Haptic tele-mentoring refers to an educational technique in which the mentor can teach the mentee, in a hand-by-hand manner over communication networks, through the coupling of two haptic devices. Essentially, the realization of tele-mentoring relies on the efficient transmission of haptic information, such that either end of the network can sense and/or impart forces. A few of obstacles in developing the tele-mentoring applications over the internet are network delay, jitter, and packet loss. These impairments potentially affect the stability of the tele-mentoring system and degrade the feeling of guiding. This paper analyzes the design and implementation constraints of the system, as well as the simulation and experimental results. To compensate for the network latency, a novel approach based on the behaviors of the human arm trajectory is proposed to lower the overshoot so as to improve the overall system stability. The experimental results show the effectiveness of the anti-overshoot algorithm.

Motion and Force Prediction in Haptic Media

This paper introduces a novel generic method aimed at predicting motion and force information in haptic media. An autoregressive (AR) model is presented for the prediction of both, haptic movement and force. The conditional maximum likelihood technique is utilized in order to accurately estimate the adaptive coefficients of the AR model. Furthermore, the incorporation of concepts from haptic perceptibility, i.e. the just noticeable difference (JND), has been demonstrated to optimize the suggested algorithm, while preserving the immersiveness of the haptic-enabled environment. The proposed technique has also proved to provide accurate prediction results for non-linear haptic movement and force information while simultaneously remaining computationally efficient.

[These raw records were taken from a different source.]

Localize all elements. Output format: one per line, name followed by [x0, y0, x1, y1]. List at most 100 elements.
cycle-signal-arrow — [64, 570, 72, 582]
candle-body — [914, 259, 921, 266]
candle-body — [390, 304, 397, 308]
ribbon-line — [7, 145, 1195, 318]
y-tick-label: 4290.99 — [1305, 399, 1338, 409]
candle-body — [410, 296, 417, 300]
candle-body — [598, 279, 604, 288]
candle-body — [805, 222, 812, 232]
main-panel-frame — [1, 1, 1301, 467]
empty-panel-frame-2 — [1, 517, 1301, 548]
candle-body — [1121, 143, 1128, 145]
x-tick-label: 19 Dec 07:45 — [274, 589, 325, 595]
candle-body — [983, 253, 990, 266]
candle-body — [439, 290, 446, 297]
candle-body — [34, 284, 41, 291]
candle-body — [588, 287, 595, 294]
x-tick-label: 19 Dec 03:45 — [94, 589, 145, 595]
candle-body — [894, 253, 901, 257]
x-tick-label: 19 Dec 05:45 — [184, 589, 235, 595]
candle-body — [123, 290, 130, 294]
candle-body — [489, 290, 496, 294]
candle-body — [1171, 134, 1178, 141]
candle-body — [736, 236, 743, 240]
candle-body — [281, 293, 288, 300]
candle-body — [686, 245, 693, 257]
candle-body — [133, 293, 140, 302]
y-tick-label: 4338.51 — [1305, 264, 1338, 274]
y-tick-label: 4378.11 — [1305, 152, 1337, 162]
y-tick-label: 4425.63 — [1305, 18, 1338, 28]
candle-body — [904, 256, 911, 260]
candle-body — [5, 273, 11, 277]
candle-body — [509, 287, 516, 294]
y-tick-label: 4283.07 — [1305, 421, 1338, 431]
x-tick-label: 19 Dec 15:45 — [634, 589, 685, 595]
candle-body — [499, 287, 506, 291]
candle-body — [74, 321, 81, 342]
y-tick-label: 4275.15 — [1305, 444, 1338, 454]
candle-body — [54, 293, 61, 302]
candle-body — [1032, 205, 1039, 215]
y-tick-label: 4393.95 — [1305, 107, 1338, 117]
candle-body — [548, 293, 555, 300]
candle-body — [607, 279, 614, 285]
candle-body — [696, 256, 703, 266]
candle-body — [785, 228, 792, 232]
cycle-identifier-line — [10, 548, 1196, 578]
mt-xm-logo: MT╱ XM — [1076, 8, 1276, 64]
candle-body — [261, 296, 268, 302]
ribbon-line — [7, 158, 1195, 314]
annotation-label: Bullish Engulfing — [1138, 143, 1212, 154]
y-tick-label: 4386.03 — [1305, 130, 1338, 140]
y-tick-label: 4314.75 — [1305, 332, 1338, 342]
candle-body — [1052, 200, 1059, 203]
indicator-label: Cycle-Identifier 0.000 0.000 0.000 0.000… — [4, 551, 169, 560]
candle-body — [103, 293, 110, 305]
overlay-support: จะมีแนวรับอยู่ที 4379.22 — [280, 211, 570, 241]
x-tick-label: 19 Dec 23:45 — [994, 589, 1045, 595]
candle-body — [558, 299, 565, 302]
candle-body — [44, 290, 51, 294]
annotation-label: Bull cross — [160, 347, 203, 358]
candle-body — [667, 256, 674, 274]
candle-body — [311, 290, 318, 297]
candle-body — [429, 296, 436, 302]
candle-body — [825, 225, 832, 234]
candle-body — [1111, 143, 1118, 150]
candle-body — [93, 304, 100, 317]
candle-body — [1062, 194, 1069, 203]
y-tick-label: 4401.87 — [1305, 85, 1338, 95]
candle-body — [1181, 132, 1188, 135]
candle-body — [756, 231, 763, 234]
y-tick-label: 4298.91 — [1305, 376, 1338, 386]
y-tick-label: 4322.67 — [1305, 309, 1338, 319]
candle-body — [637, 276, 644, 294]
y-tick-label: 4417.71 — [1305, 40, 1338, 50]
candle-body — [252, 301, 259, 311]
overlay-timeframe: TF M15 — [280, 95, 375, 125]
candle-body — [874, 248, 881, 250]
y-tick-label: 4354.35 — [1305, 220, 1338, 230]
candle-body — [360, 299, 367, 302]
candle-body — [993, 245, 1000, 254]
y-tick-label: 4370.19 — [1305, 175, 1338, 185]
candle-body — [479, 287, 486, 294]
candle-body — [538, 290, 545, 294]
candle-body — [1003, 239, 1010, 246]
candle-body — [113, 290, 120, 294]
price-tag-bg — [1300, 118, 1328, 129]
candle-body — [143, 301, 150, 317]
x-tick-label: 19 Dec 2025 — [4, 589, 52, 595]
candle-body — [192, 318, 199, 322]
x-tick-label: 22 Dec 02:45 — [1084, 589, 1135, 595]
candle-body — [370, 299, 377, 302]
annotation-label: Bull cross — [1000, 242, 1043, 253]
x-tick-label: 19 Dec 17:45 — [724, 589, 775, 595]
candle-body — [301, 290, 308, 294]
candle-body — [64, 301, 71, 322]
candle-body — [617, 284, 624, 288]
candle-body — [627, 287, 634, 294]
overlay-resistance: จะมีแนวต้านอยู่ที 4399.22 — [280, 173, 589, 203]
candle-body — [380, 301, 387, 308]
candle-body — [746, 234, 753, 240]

A cataract tele-surgery training application in a hapto-visual collaborative environment running over the CANARIE photonic network

We discuss our efforts in developing a hapto-visual application that medical students can use to gain valuable experience in performing eye cataract surgery on a human. Our application supports three scenarios: an instructor and a trainee in geographically distant locations interacting in real-time having the instructor tele-mentor the trainee using haptic devices at both ends; a trainee learning the surgical procedure by means of perceptual cues (e.g. projective lighting); and finally, a trainee performing the surgery without any guidance. Collaboration and remote interaction is done over the CANARIE CA*net4 photonic network. Organizationally, project development responsibilities are split into four functional components: the GUI, the graphic rendering, the haptic rendering (which includes collision detection and collision response by means of a physics engine), and networking. In this paper, we discuss our work on the four components, comment on the challenges we are facing and expect to face, and also discuss remaining work.